O que era para ser uma noite de celebração terminou em devastação. Mais de 180 pessoas perderam a vida durante o desabamento do teto de uma boate na República Dominicana, em pleno andamento de um show. A cena, que percorreu o mundo em vídeos amadores e manchetes estarrecidas, nos obriga a olhar para o espelho: será que estamos realmente preparados para evitar que o mesmo aconteça aqui?
Infelizmente, no Brasil, já vivemos esse luto coletivo. A tragédia da Boate Kiss, em Santa Maria (RS), em 2013, marcou o país de forma irreversível. Foram 242 vidas interrompidas por uma combinação cruel de negligência, descaso com normas de segurança e despreparo diante de uma emergência. O caso expôs as rachaduras não apenas na estrutura física do local, mas nas políticas públicas, na fiscalização, na cultura de prevenção — ou melhor, na ausência dela.
De lá para cá, avanços ocorreram, é verdade. Mas será que aprendemos o suficiente?
O setor de eventos é, por natureza, pulsante, criativo e cheio de vida. Mas por trás das luzes, do som e da energia do público, há uma estrutura complexa que exige responsabilidade técnica, ética e emocional. O que ocorreu na República Dominicana — assim como em Santa Maria — não foi “azar” ou uma fatalidade isolada. Foi falha. E falhas, quando se trata de segurança, custam vidas.
Ainda vivemos em uma cultura em que a prevenção é, muitas vezes, negligenciada — seja por falta de fiscalização, por orçamentos apertados ou pela falsa sensação de que “aqui nunca aconteceu nada”. Mas é justamente essa lógica que transforma espaços de lazer em potenciais armadilhas.
Como especialista em Gestão de Riscos e Segurança em Eventos, posso afirmar: tragédias evitáveis continuam acontecendo porque o básico ainda é ignorado. Não é falta de conhecimento técnico. É falta de prioridade.
Fazemos checklists extensos para logística, marketing, produção artística — e muitas vezes relegamos a segurança a um protocolo genérico. Mas e se a primeira providência de qualquer evento fosse o estudo do risco? E se a equipe fosse treinada, de fato, para agir em emergências? E se primeiros socorros fossem parte da formação básica de todos os envolvidos na produção?
Fica o alerta: enquanto a segurança for vista como despesa e não como investimento, viveremos sob risco.
Não estamos falando apenas de estruturas metálicas, extintores ou saídas de emergência. Estamos falando de pessoas. De famílias que esperam seus entes voltarem para casa depois de um show, um festival, uma confraternização. Estamos falando de profissionais que dedicam suas vidas a fazer os outros sorrirem — e que merecem, também, voltar em segurança para os seus.
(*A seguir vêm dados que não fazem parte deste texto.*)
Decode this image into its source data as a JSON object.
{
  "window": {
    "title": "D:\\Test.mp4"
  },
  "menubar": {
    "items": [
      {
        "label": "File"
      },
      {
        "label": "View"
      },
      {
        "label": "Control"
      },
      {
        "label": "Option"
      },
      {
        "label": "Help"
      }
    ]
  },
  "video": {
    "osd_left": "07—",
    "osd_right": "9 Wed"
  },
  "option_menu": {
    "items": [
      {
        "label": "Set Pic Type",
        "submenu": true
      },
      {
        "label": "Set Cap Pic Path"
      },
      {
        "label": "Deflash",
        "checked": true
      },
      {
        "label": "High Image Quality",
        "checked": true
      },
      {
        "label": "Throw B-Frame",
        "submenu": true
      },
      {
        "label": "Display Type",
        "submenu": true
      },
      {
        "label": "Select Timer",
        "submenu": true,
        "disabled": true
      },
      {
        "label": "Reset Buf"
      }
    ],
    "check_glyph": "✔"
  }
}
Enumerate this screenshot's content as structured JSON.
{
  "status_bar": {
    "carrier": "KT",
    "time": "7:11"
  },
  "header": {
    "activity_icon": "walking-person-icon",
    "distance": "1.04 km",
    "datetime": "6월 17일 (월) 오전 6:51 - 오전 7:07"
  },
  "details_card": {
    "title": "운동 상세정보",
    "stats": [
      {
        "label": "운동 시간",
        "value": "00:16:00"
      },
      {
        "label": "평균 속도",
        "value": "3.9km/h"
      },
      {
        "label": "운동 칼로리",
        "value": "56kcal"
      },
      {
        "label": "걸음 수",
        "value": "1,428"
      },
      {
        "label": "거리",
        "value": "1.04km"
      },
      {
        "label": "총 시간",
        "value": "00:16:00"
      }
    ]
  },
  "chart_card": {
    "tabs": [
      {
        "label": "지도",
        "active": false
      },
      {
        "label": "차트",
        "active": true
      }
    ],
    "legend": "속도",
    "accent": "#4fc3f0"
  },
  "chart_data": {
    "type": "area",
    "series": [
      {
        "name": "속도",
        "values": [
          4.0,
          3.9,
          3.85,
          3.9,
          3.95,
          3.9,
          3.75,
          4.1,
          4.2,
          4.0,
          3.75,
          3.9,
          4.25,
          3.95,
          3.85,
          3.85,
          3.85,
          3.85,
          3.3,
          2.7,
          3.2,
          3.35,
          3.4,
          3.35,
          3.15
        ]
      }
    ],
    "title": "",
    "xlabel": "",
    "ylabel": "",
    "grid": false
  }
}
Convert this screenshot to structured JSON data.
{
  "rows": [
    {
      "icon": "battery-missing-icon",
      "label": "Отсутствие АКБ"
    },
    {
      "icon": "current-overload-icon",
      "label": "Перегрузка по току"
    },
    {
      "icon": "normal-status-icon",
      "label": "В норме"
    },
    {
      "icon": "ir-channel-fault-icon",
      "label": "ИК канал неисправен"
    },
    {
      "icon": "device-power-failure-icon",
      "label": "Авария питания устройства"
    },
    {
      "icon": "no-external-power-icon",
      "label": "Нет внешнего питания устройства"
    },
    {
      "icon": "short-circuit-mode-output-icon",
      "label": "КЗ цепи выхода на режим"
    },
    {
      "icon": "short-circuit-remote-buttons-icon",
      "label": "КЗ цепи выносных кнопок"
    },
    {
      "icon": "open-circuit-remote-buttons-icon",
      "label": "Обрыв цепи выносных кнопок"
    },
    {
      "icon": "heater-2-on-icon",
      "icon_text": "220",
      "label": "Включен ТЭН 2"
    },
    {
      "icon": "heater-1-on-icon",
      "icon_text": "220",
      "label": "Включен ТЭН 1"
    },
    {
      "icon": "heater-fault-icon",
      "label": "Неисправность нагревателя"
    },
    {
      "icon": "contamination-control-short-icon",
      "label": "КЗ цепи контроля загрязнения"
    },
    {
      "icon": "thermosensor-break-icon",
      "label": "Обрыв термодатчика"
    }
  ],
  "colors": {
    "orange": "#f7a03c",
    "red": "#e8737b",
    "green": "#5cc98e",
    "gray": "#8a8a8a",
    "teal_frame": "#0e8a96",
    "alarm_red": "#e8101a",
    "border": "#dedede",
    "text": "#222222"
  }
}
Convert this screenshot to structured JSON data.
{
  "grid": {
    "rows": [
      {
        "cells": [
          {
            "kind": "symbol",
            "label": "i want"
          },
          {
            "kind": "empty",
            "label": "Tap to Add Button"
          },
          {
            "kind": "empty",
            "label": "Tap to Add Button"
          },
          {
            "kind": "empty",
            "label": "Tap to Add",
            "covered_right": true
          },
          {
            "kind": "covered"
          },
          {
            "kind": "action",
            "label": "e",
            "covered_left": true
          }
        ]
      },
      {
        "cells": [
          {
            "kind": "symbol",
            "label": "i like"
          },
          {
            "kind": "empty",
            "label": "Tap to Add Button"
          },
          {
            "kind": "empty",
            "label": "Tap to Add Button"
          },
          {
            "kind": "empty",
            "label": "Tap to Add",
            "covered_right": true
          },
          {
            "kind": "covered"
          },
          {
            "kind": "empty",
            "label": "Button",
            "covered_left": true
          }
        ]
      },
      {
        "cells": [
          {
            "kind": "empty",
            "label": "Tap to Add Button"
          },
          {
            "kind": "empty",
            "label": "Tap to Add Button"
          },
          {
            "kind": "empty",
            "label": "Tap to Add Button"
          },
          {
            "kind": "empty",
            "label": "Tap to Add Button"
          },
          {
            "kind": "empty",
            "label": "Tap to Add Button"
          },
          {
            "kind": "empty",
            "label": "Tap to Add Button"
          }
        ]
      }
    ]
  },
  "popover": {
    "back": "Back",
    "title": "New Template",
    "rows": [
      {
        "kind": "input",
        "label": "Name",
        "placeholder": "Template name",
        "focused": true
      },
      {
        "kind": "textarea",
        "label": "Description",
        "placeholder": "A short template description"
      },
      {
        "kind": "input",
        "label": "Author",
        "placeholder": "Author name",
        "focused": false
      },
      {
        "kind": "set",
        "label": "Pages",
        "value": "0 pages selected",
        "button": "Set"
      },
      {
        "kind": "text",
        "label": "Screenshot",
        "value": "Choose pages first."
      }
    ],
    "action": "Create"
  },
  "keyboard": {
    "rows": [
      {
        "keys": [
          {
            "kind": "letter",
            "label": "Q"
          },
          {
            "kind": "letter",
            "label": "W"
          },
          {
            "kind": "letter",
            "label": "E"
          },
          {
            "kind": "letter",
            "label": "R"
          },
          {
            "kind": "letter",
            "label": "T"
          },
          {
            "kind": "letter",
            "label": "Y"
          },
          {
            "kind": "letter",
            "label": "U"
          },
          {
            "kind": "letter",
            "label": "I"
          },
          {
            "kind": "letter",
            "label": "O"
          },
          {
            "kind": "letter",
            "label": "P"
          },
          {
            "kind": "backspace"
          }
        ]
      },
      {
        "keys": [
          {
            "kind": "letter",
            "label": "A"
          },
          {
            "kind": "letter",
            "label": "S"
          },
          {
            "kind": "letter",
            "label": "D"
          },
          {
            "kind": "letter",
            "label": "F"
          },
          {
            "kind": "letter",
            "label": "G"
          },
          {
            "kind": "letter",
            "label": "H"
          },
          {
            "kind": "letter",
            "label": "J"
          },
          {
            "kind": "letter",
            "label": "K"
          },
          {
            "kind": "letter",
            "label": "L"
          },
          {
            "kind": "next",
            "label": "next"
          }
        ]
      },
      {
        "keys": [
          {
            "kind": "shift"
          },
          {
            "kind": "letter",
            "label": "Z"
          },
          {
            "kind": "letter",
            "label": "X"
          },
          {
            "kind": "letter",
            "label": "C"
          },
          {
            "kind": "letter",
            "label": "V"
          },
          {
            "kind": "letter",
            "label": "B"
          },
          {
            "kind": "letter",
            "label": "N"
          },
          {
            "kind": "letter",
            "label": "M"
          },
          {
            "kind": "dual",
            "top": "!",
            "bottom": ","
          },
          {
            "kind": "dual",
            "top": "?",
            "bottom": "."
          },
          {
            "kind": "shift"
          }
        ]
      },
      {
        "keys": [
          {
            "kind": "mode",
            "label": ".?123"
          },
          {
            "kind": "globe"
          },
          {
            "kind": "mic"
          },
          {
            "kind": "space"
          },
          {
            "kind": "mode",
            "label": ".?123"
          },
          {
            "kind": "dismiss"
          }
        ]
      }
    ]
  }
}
Existem associações e entidades que estão atuando ativamente para promover essa mudança de mentalidade. Oferecendo capacitações, reunindo especialistas, fomentando boas práticas e pressionando por regulamentações mais eficazes. Mas a transformação real só virá quando segurança deixar de ser um apêndice e passar a ser o ponto de partida.
Que a dor das tragédias — aqui ou lá fora — não seja em vão. Que elas nos sacudam, nos confrontem e nos empurrem para uma nova era no setor de eventos: uma era em que celebrar a vida não custe nenhuma.